10.55 - 11.45 PM

7.2K 1.2K 234
                                    

"Udah makan?"

Apakah itu adalah sebuah ajakan, ataukah semata-mata pertanyaan yang Ale ajukan demi memecah keheningan yang sudah terjadi selama hampir lima menit? Entahlah. Pada akhirnya saya tetap menggeleng. "Belum."

"Mau makan nggak?"

Bibir saya bergerak kecil menahan senyum.

"Kamu bayarin nih?"

"Ya Allah, udah mobil gua ditabrak, disuruh bayarin makan pula."

"Haha iya iya bercanda!" Saya meninju bahu dia lagi. "Mau makan di mana?"

"Mau ayam madu."

"Kamu tuh... punya tempat lain buat makan ngga, sih?"

"Daripada terserah? Mau? Dijawab terserah?"

Kembali terbentuk senyum simpul di bibir saya.

Satu hal yang paling saya sukai dari Ale; dia selalu punya rencana. Rencana menonton. Rencana makan berdua. Rencana berlibur ke Jogja naik kereta. Rencana mengunjungi kediaman saya di Surabaya. Rencana akan mengenakan baju apa untuk sidangnya.

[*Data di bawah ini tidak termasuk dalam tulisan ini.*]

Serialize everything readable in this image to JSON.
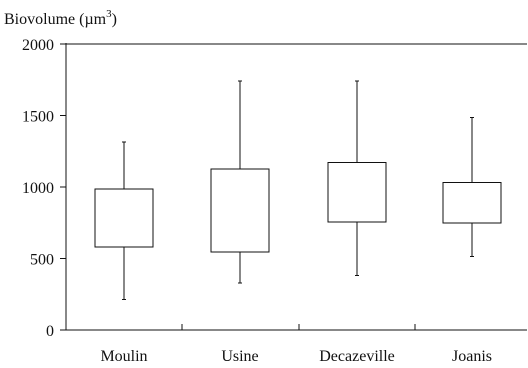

Rencana masa depannya. Terkadang saya merasa hidup saya kelewat tidak terorganisasi untuk sekadar mendampingi dia menyusun rencana-rencana dia yang lainnya. 

Terkadang saya merasa diri saya terlalu berkaru dan berantakan.

"Van? Malah ngelamun."

"Iya deh boleh. Tapi yakin tuh ada tempat?"

"Adaaa."

"Sampe ga ada beneran kamu yang bayar nih ya?"

Tangan Ale membentuk gestur hormat, yang hanya bisa saya balas dengan gelak singkat.

Kami tiba di tempat tujuan sekitar sepuluh menit kemudian. Melihat kondisi warung kaki lima favorit Ale justru membuat lapar saya berganti menjadi lengar, sampai-sampai saya ingin sekali melempari wajahnya dengan kotak tisu andai, satu, dia bukanlah orang yang beberapa tahun lebih tua daripada saya dan, dua, saya sudah tidak ingat lagi apa itu sopan santun.

"Dibilangin juga apa, gak mungkin kita dapet tempat parkir."

"Sssh pasti dapet tenang aja." jawab dia begitu percaya diri (sambil terus menjalankan mobil semakin dan semakin menjauh dari tempat yang ditujunya.)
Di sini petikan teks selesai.